Thanks to social media, the walls that guarded against leaks of proprietary data have given way to conferences, meetups, and webinars where most participants subscribe to the “rising tides lift all boats” theory. At these events and sites, contractors, government staffers, media, and interested citizens gather together to talk about everything from the challenges of implementing open government to how government can better collaborate on issues related to the Gulf Coast oil spill.
Larger and more complex contracts mean many former competitors have now become collaborators. Government contractors large and small have recognized that instead of waiting for proposals and information, they can now work together to help define those requirements, saving time, improving quality, and increasing transparency.
These benefits don’t come without risks though. Complex contracting rules and regulations still exist and still apply. The culture of collaboration among the contracting community at events like the Gov 2.0 Expo does not decrease competition in the industry, but rather increases the quality of competitive submissions for billion dollar government contracts. The wiki that the GSA is using to bring more transparency and collaboration to the federal procurement process is leaving ethics officers, contracting officers, project managers, lawyers and technical advisers grappling with how to adapt to these new open and transparent processes.
Despite how far we’ve come over the last five years, there is still a long way to go before doing business with the government is as easy as doing business in the private sector. The Federal IT Dashboard is a great start, but it’s just the tip of the iceberg. Data transparency doesn’t necessarily lead to operations transparency.

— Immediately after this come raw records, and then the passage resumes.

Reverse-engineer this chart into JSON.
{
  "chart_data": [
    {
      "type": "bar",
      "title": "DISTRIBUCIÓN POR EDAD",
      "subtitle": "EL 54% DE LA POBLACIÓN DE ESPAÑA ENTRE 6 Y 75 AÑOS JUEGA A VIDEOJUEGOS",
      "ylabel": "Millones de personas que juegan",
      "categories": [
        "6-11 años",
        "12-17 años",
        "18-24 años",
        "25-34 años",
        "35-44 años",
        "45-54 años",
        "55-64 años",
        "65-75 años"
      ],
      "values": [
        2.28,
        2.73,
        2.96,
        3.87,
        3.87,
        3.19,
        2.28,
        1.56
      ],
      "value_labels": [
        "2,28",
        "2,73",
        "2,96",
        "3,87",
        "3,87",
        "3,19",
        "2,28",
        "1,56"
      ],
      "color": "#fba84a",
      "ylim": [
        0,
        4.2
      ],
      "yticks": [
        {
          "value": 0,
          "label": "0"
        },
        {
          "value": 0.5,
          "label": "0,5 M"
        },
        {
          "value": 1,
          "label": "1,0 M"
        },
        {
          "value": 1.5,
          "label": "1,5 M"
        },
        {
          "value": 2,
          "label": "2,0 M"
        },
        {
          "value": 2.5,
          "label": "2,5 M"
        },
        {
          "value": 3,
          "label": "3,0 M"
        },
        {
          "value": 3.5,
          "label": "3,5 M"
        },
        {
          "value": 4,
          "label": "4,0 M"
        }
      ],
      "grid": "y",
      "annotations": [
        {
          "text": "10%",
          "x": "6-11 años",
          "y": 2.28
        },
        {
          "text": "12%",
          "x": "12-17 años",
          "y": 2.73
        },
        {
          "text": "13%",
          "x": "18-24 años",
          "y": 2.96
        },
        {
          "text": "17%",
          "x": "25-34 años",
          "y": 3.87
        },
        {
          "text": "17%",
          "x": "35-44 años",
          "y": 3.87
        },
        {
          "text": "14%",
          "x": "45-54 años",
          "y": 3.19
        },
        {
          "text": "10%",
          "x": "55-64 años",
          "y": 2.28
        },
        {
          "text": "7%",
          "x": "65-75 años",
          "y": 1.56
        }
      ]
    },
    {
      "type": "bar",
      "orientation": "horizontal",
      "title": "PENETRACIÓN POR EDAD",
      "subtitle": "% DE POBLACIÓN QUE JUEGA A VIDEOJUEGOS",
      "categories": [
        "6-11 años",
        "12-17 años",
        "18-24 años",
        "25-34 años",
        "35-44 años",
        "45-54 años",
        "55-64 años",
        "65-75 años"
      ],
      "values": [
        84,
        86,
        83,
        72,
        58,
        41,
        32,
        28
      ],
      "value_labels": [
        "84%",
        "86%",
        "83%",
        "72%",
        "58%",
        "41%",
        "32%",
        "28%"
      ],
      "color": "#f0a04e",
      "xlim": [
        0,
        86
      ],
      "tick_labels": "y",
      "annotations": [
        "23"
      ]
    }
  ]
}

Policies, regulations, and laws need to be updated. Contracting professionals need to learn new skills. IT security and privacy controls need to be adapted to protect confidential and proprietary information. Most of all, the people — the contracting officers, the project managers, the lawyers, the marketers, the proposal writers, and the IT specialists — need to stop talking about how difficult it is to do business with the government and instead focus on asking, “What makes this process so complex and what can I do to make it better?”
— by Steve Radick, a communications consultant with Booz Allen Hamilton, a global technology and strategy consulting firm – Mar. 7, 2010.